You give attitude - you're going to get attitude back. You don't expect us to believe an aspiring iconoclastic malcontent is above tweaking the establishment, do you? I bet the poor bloke is losing untold sleep to imagine the entire world wearing your (most likely red) cap after the revolution.
Don't get mad - that was humor.
I love the discussion of church and state because I believe it goes directly to the root of man's inner conflict. So many wish to dance around things and avoid the inevitable conclusion that church and state are inextricably linked. The problem is one of defining morality. Where does it come from? What is it based on?
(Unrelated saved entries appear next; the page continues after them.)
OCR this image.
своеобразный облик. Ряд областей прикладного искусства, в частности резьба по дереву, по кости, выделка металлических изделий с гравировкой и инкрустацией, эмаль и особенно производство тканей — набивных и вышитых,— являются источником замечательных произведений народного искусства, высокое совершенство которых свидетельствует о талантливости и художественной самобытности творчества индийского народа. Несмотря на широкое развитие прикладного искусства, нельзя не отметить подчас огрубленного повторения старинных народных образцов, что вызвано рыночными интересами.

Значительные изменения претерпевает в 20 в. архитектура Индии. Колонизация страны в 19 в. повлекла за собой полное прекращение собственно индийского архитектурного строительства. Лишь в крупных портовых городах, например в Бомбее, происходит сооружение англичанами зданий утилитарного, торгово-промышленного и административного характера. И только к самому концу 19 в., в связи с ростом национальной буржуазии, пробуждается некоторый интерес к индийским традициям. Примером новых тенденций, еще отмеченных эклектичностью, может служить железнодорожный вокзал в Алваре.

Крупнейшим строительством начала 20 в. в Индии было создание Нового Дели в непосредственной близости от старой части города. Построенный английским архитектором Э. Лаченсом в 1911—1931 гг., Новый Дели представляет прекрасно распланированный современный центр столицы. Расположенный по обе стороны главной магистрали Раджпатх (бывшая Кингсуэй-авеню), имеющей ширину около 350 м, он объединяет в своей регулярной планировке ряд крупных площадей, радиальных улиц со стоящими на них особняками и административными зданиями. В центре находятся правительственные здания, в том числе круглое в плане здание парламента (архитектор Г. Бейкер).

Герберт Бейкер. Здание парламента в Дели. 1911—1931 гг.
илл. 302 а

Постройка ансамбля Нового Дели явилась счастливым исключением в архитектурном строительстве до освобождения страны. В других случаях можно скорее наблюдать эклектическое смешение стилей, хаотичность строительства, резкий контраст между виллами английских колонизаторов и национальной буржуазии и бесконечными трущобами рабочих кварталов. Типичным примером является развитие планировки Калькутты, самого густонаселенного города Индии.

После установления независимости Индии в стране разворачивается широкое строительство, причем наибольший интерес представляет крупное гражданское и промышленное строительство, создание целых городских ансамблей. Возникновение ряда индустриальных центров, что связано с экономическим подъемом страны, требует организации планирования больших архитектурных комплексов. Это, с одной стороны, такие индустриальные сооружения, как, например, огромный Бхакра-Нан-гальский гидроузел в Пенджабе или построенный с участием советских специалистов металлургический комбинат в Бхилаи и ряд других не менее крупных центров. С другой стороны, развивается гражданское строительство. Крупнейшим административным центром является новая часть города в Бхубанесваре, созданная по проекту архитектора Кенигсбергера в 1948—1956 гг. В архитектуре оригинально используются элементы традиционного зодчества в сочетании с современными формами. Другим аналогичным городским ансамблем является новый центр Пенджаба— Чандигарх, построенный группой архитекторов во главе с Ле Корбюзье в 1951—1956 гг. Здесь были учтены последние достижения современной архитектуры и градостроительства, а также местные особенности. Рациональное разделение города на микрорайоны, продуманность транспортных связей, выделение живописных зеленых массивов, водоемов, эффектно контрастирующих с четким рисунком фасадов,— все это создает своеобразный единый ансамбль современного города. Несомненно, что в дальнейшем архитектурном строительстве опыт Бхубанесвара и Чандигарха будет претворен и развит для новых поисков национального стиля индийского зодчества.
The use of the concepts of right and wrong unquestionably forces one to an acknowledgement of the existence of his own beliefs of moral absolutes. The fact that such language exists and is commonly used indicates man wants resolute affirmation of his goals and efforts and a clear confirmation of his boundaries. I happen to find this one of the best logical indications of the existence of God that there is. How could a big bang produce beings that want to do right and who feel bad when they don't?
Science has some explaining to do if it wishes to discredit belief.
Wanting to do right and organizing a society around principles is an amazing thing, really. The animal kingdom shows us only instinctual organization. Humans organize around a collective understanding of what is right and wrong. From organization to organization these ideas vary widely but there are basic values that all of them share. Murder, stealing, and lying for instance, is generally held as morally wrong regardless of ideology.
But what is the basis for anyone to say anything is right or wrong? Is it popular opinion, personal opinion, or something that transcends man?
Popular opinion changes dramatically from age to age. There is certainly no resolute, unshakable, absolute morality here - is there?
Personal opinion is obviously nothing that should carry the imperative of a moral judgement.
The basis for any moral absolute can only be God who exists beyond our reasoning, is unchanging, and imposes these values upon us. Although I believe in Him, I'm not specifically arguing that He exists here. I'm only suggesting that there is no moral absolute without Him. No real right and wrong can exist in a man centered world.
What I do argue is that man has an innate belief in God and that belief, along with popular and personal opinion, has been codified into laws since day one. Separating the two realms of man centered moral opinion and God centered morality will be impossible unless man centered morality endeavors to stamp out belief in God. This, I perceive, is happening right now in our popular culture.
The popular cry of separation of church and state is a specious, nay insidious argument that has as its goal the elimination of a belief in God. The U.S. Constitution does not prohibit the discussion of ecclesiastical matters in publicly funded discourses. Our constitution merely prohibits the formation of a state religion. It is painfully obvious to me what the founding fathers were worried about when they wrote the document. They didn't want this government to take an official position on the matter like Britain did. Freedom being venerated by every one of them (I am interested how this policy paralleled the biblical concept of free will), they codified the right of men to do as they see fit with respect to religious issues into law.
But why stamp out belief in God? So man can be the arbiter of morality - and that's something that should be thought through by all who read this. Why does man, who intrinsically seeks to know the absolutes of good and evil wish also to arbitrate that standard?
Does this prove the existence of a spiritual war, with God and Satan battling to influence the free will of man? Or does this prove that man is hopelessly trying to cope with his own intelligence?